It would be a gross understatement to say that my husband and I have different travel styles. Andy is strictly a First Class-Accommodations-All-The-Way kind of guy. And when I say First Class, I mean it in the very special way that only the British travel First Class. Think of the days of Empire when Englishmen travelled on Safari with their own linen, crystal and china (complete with family crest.)
Don’t get me wrong. I appreciate that style of travel and have come to enjoy it. But part of me still loves the good old American Road Trip. You know the classic American Road Trip? The American Road Trip of spartan but clean motels, diner food and a meandering route where you bypass no attraction — whether it’s a Civil War monument or a cheesey roadside attraction. Growing up in a Military family, we had a road trip at least every two years. Really epic road trips largely because the Army seemed to have a policy that if my Dad was stationed in Alaska, his next posting should be New York. Or if he was at the Pentagon, the next base should be Fort Huachuca, Arizona. That Alaska to New York road trip? That was one of my first, accomplished in an Airstream trailer down the Al-Can Highway which was still under construction.

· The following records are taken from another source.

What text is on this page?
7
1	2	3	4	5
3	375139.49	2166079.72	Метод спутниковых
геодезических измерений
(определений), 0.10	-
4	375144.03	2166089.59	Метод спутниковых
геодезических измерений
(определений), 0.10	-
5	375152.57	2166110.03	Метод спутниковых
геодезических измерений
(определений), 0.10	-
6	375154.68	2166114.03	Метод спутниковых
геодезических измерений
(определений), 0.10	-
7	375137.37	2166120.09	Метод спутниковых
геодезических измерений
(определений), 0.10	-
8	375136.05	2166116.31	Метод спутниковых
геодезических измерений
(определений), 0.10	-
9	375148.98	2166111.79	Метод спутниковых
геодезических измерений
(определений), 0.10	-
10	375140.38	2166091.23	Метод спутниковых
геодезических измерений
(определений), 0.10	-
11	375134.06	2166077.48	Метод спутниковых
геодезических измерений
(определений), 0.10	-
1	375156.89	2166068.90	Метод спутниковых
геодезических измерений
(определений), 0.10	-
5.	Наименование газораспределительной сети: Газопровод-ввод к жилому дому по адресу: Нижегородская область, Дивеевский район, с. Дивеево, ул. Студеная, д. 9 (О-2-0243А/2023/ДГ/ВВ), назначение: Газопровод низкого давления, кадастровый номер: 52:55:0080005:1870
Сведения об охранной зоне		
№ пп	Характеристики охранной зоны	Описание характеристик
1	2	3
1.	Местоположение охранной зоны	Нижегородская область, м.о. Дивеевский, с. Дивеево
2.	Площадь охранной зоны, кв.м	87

Think I was kidding about that Alaska to NY trailer trip? Here's my mother preparing dinner in the middle of nowhere.
I tried to introduce Andy to the pleasures of the American Road Trip once. I drove him around the American Southwest in a rented car with a tent and a camp stove. He tried to be game about it until one night, camping in the Petrified Forest of Arizona, listening to the ever more menacing howls of coyotes drawing closer. Andy turned to me and said, “Here I’d never seen much of the American West. And you’ve brought me to the middle of nowhere and there’s tons of sand and the trees are all stone. No one back in England would believe this. What the $%@# am I doing here?” He’s been planning most of our vacations since.
I still grab a road trip whenever any occasion presents itself. If I’m going somewhere that’s only, say, a few hundred miles away, I’ll drive. And hit every tourist spot vaguely in between Point A and Point Z. Last summer, I took an epic cross-country road trip with my niece to show her the America outside of Maine where she’d seldom ventured. It was a little more upscale than my Southwest trip with Andy. We stayed at KOAs. And sometimes we sprang for the Kozy Kabin. (That trip was covered in an early primitive blog here.) After that, I chauffeured my 75-year-old mother and her good friend on a trip from San Francisco, down the Big Sur, to Hearst Castle and Paso Robles wine country and back. (Chronicled starting here to here.)
I’m already dreaming up a road trip down to see the swallows return to San Juan Capistrano in spring, with a sidetrip to the Getty Museum and as many off-beat roadside attractions as I can find — including the site of the first McDonald’s.
What’s really got me in full road trip planning mode is the announcement that BlogHer ’09 will be held in Chicago this next summer. It didn’t take too many steps for me to get from “Gee I hate O’Hare Airport” to “Well, I could just get there by road trip.”

Not sure if I'd take this route. Why not go through Montana and the Badlands? It's only twice as far.
Anyone else on for this? I’m serious. I see a convoy and booked KOAs from the Pacific to the shores of Lake Michigan.